The UK’s Department For Transport has announced that self-driving vehicles could be present on British roads by the end of the year.

There has been some controversy over the terminology, with only Automated Lane Keeping Systems (ALKS) to be initially allowed at speeds of up to 37mph on motorways (essentially in slow traffic situations). Such systems only reach level 2 of the Society of Automotive Engineers’ (SAE) Levels of Driving Automation Standard, with the targeted level 5 representing complete autonomy at all times. The fear is that referring to such systems as self-driving could lead to complacency on the part of drivers.

The safety of autonomous driving

The perils of autonomous driving have recently made headlines for Tesla, after a fatal crash in Texas that resulted in the deaths of two men. The company’s Autopilot feature was initially blamed, something which the company denies was enabled.
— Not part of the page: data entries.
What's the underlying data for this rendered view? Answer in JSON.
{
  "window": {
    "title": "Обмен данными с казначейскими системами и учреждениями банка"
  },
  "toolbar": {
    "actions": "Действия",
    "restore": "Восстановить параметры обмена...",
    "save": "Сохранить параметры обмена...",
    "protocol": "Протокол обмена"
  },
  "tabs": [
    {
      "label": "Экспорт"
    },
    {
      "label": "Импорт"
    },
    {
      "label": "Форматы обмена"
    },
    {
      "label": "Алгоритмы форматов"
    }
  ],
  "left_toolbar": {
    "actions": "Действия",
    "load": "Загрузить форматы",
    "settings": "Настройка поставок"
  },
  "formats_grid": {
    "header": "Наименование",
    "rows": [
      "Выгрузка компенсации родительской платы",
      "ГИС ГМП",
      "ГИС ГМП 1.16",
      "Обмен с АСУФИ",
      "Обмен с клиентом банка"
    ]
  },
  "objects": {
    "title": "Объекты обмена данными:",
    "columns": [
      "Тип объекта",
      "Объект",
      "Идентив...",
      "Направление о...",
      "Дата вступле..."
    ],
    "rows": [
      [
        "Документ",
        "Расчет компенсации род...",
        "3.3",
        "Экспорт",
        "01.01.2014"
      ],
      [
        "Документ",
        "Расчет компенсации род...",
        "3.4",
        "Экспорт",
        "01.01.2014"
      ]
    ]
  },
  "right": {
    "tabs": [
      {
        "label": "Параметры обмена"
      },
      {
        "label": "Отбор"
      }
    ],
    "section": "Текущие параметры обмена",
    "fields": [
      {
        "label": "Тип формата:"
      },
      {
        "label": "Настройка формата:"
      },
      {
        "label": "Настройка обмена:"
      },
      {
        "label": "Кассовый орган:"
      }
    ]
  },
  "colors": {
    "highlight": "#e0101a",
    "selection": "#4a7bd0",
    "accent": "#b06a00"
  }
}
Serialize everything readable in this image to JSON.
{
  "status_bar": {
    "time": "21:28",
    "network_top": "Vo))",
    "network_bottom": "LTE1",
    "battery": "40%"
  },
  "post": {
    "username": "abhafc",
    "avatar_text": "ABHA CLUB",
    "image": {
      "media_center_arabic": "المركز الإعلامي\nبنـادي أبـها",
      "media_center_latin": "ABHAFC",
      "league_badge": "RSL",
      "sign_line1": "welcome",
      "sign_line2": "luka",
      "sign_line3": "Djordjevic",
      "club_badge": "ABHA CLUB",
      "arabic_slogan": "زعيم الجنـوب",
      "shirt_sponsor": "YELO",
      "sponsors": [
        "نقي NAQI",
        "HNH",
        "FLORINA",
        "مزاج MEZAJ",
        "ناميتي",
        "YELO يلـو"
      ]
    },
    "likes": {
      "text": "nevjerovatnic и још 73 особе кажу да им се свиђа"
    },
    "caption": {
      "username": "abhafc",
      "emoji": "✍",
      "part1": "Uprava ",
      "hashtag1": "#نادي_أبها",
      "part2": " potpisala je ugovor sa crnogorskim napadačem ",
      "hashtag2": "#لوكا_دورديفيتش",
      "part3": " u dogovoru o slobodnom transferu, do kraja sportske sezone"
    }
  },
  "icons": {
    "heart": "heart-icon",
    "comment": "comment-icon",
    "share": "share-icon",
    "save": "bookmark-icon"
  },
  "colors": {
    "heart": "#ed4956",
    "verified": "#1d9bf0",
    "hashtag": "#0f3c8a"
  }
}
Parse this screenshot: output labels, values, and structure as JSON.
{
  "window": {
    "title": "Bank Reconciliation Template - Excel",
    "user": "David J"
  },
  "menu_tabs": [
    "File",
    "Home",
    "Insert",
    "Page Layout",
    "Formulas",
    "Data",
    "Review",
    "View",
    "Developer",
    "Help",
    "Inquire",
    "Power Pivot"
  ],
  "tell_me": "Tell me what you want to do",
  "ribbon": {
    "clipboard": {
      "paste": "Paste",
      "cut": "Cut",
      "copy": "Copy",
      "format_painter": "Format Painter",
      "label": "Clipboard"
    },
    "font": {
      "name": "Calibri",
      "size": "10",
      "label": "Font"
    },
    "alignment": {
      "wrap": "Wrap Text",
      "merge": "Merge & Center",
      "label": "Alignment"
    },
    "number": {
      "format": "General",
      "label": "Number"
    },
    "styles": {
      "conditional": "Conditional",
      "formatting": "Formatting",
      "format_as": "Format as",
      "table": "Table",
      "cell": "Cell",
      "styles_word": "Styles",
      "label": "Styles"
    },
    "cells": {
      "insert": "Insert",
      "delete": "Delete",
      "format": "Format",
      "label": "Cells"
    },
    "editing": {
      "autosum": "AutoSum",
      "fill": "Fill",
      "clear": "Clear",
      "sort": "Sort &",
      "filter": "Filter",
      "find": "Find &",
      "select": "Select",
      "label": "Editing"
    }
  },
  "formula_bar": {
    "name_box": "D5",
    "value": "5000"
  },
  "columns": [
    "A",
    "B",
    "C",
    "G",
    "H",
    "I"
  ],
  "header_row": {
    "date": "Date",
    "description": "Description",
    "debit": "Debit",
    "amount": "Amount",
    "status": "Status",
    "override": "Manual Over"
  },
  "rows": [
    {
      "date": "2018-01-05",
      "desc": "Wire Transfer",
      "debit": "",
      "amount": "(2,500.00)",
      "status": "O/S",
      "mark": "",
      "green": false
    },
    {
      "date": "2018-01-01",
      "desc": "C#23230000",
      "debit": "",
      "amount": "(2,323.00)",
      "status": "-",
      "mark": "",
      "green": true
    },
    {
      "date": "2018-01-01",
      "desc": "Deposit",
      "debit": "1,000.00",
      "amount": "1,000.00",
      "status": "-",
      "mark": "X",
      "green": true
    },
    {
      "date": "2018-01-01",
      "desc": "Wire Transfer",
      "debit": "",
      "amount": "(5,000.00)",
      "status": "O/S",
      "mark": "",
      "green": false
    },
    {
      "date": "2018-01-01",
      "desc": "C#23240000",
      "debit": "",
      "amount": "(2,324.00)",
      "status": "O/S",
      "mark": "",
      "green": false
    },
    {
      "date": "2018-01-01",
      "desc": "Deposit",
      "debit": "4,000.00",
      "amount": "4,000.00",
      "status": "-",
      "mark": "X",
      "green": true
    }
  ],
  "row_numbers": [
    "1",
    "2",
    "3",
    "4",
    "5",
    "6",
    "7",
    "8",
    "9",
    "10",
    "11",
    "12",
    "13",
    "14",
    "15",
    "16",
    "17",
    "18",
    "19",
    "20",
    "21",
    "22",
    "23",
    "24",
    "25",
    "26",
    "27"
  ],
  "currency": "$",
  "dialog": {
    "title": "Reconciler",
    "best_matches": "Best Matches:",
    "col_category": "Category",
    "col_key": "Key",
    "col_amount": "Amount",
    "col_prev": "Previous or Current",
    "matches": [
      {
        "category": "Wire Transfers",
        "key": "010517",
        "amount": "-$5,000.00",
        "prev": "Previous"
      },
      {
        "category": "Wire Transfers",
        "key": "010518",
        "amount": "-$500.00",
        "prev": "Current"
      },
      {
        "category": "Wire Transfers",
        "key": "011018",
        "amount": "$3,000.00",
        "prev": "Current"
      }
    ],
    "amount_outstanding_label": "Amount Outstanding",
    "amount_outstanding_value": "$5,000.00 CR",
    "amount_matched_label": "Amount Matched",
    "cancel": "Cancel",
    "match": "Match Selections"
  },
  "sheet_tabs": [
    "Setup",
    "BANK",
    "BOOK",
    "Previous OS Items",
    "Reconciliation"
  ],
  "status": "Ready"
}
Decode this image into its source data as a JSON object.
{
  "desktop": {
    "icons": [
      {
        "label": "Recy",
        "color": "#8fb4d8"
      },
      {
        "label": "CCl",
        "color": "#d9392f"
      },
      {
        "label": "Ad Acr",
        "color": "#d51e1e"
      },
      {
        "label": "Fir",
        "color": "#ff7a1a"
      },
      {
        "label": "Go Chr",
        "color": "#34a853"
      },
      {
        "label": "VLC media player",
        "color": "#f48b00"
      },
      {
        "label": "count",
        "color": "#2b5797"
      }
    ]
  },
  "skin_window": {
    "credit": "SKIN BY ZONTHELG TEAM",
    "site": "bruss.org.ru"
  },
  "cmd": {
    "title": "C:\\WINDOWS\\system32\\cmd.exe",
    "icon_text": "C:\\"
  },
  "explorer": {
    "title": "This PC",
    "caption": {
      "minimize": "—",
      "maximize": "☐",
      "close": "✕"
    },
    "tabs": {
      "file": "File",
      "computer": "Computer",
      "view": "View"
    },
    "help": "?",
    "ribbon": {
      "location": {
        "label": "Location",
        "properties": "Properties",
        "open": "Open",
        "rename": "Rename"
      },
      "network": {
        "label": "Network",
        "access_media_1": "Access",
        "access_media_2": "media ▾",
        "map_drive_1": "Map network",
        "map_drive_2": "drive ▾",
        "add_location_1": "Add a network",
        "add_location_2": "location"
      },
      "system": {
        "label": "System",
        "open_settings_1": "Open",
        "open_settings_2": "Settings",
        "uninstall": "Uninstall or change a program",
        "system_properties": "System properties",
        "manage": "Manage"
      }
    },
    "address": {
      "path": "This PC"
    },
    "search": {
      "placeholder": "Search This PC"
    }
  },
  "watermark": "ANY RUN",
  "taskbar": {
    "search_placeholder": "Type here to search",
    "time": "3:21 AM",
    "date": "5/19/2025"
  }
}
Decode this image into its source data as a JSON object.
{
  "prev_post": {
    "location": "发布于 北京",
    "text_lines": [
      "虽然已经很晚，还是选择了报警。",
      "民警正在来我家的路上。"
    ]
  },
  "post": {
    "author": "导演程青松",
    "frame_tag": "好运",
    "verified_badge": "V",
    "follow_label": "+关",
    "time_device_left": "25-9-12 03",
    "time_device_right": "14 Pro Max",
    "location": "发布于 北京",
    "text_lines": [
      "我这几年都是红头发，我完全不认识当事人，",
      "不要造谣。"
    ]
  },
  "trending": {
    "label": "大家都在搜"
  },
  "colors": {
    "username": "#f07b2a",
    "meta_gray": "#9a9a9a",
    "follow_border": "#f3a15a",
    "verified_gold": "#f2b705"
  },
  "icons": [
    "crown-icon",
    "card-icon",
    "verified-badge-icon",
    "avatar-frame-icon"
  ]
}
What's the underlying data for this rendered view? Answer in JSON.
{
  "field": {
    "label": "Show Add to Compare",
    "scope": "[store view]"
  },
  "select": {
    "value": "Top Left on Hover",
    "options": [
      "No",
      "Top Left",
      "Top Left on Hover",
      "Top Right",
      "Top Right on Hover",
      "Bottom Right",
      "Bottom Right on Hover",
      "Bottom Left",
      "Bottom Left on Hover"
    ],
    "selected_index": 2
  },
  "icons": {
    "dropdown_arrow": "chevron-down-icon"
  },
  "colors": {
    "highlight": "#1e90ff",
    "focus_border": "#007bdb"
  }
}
Transport Minister Rachel Maclean said: “This is a major step for the safe use of self-driving vehicles in the UK, making future journeys greener, easier and more reliable while also helping the nation to build back better. “But we must ensure that this exciting new tech is deployed safely, which is why we are consulting on what the rules to enable this should look like. In doing so, we can improve transport for all, securing the UK’s place as a global science superpower.”

The government said that self-driving vehicles could actually boost road safety by reducing human error, which it said was a factor in more than 85% of accidents. It also anticipated the technology could bring an end to urban congestion, with smart coordination between traffic lights and autonomous vehicles, as well as lead to improved public transport.

“Higher levels of automation in the future”

Society of Motor Manufacturers and Traders Chief Executive Mike Hawes said: “Technologies such as Automated Lane Keeping Systems will pave the way for higher levels of automation in future – and these advances will unleash Britain’s potential to be a world leader in the development and use of these technologies, creating essential jobs while ensuring our roads remain among the safest on the planet.”